Amid all this positivity, however, there have been several such instances when the bitcoin ecosystem came under fire – various scams, ponzi schemes and frauds have time and again shaken the confidence of the people.
And then came the biggest shocker of them all – reports surfaced earlier this week that Craig Steven Wright, a 44-year-old Australian, is the person behind the Bitcoin creator Satoshi Nakamoto. BTC/USD jumped from 388.33 levels to 418.87 levels on the day when the news broke and continuing its upward trend, it now trades at 433.00 levels (at the time of writing).
The reports have pointed out that the Bitcoin creator allegedly sits on 1.1 million bitcoins, which San Francisco Chronicle says “if it were to move all at once, could crash the valuation of the already volatile currency.”
However, such upheavals have not been able to shake the confidence of Wall Street, which has slowly and steadily opened its arms to the bitcoin ecosystem.
Earlier this year, the New York Stock Exchange invested $75 million in series C funding round of Coinbase, a bitcoin wallet and exchange company. In yet another instance, Goldman Sachs supported Circle Internet Financial, a bitcoin financial services startup.
Also, CoinDesk reported last month that Goldman Sachs has filed a patent application for “Cryptographic Currency For Securities Settlement”. The system is based on a new cryptocurrency called "SETLcoin" and will allow settling securities in financial markets using distributed, peer-to-peer, and cryptographic techniques.
However, despite the progress made, questions still remain regarding the legality of bitcoin transactions. These transactions are recorded on the blockchain - a publicly shared ledger which is maintained by several participants in the network in the form of identical copies.
The global financial sector sees great potential in the blockchain technology and expects it to revolutionize the traditional banking system.
“Blockchain technology is not restricted to transferring virtual currencies like Bitcoin.
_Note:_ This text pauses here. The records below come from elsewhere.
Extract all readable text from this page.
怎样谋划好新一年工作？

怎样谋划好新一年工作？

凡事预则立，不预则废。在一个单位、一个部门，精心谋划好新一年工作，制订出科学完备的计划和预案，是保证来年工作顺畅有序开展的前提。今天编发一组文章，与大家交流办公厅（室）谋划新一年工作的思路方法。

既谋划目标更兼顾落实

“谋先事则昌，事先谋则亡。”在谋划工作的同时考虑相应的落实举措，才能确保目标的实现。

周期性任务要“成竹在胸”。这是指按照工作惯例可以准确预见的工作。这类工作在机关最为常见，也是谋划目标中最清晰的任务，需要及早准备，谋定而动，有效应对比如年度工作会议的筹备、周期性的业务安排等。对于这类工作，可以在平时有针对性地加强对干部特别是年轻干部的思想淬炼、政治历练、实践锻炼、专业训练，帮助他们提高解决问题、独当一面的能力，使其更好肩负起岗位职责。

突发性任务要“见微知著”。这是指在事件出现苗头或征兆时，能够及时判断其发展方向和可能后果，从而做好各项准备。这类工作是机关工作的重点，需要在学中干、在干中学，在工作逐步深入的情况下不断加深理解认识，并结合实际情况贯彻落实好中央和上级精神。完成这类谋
Rather, it represents an innovative way to register and transfer any digitally represented value in a secure and decentralized manner”, said Heike Mai, Deutsche Bank.
Wall Street giants such as Visa, Nasdaq and Citi Ventures have invested $30 million in Chain.Com, a San Francisco-based blockchain developer platform that works with financial institutions to develop ways to trade and transfer financial assets using blockchain technology.
Also, nine of the world's leading banks announced in September the formation of a partnership to design and deliver advanced distributed/shared ledger technologies to global financial markets, spearheaded by R3. The number of banks in the blockchain consortium grew eventually, totalling to 25 in October with the addition of Mizuho Financial, Nordea and UniCredit and reaching 30 with the latest addition of 5 more banks - BNP Paribas, Canadian Imperial Bank of Commerce, ING Bank, Macquarie Bank, and Wells Fargo & Co.